The pair turned out to be Japanese businessmen seeking to increase trade between their country and South Africa. For a few days, van der Post served as their guide, and after they left thought nothing more of it. But a short time later, when a sparkling new Japanese merchant ship docked in Port Natal, the captain carrried an invitation to van der Post to visit Japan as a guest of the government.

Van der Post accepted and sailed away almost immediately with the young captain, who was to become a lifelong friend. The trip was a success, and van der Post became a student and ardent fan of Japanese culture. In those days, a trip by boat was measured in weeks, and he began to learn the Japanese language, an exercise, he says, that saved his life in World War II.

In 1942 in Java, he was walking unarmed in a jungle clearing near his headquarters when charging Japanese soldiers suddenly surrounded him, bayonets at the ready. Almost unconsciously, he heard his own voice speaking loudly and authoritatively in the most polite Japanese: "Would you please excuse me and be so good as to condescend and wait an honourable moment?" It worked, and instead of being slain, he was taken captive.

Among his other exploits, he led a wartime camel caravan loaded with arms from Sudan to an Ethiopian battlefront. At one crucial river crossing, the camels refused to budge until he spoke to them in an African tongue, Zulu, learned in his homeland. Because he also spoke English, Dutch and Japanese, he served as postwar mediator in strife-ridden Indonesia, where the Dutch sought to reestablish their colonial rule after the Japanese defeat.

Unfortunately, his book sometimes is tedious going. We get philosophical reflections at considerable length (interesting for a while, but ultimately too much) while we yearn for more details of the exciting life from which they spring. For someone who has not read his earlier works, he also irritatingly skips over important periods of his life, asserting that he has already written about them elsewhere.

There is, nevertheless, much to recommend in the book. As a travel writer, van der Post is marvelous, his prose elegant, vividly colorful and witty. The account he gives of his first journey through Japan is typical. Though fairly sophisticated, he committed his share of gaffes in the highly ritualistic society. Introduced to communal bathing, he dove into the hot tub to hide his nakedness rather than easing in gently. As a result, he all but scalded a half-dozen other bathers with the splash. At the entrance to an especially revered temple, he lit up a cigarette only to have it slashed in half in front of his nose by a sword-brandishing guard.

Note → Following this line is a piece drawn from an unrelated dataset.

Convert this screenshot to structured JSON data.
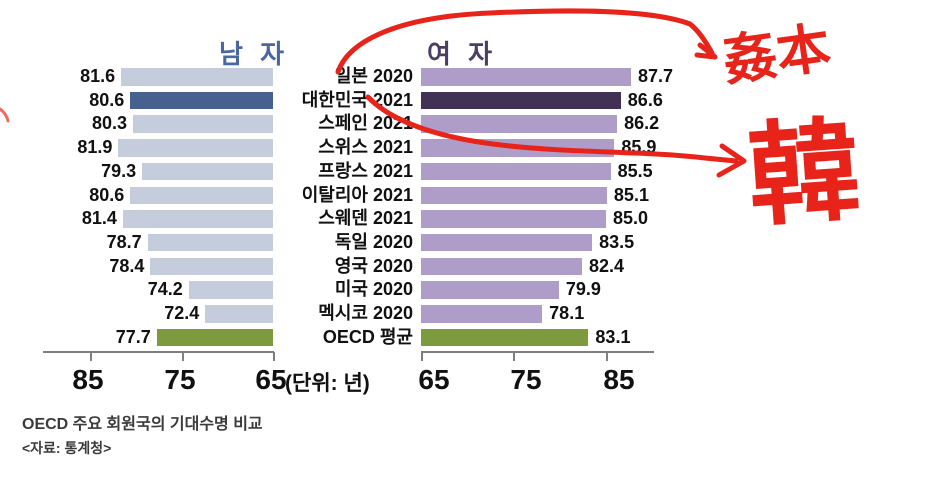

He regrets the end of the trans-oceanic passenger vessels, writing fondly of his frequent passages on the South Africa-to-London run. Then, the arrival of the regular mail boat from Britain was a matter of occasion, drawing large crowds to the dock. "There was not a lady of fashion," he writes, "who would not have as a matter of course a new 'mail-boat dress' and a special hat of incredible fantasy in her wardrobe."

The heart of the book is set in van der Post's youth, and that is where he is at his best. He comes across the pages as an engaging young man--intelligent, inquisitive, gutsy, athletic, self-deprecating, friendly. The search for meanings comes later, and by that time, as a reader, you are on his side and tolerant of his perhaps deserved self-indulgence. This is probably a book better suited to his longtime fans. As a new reader, though, you could very well be sent looking for some of the earlier works.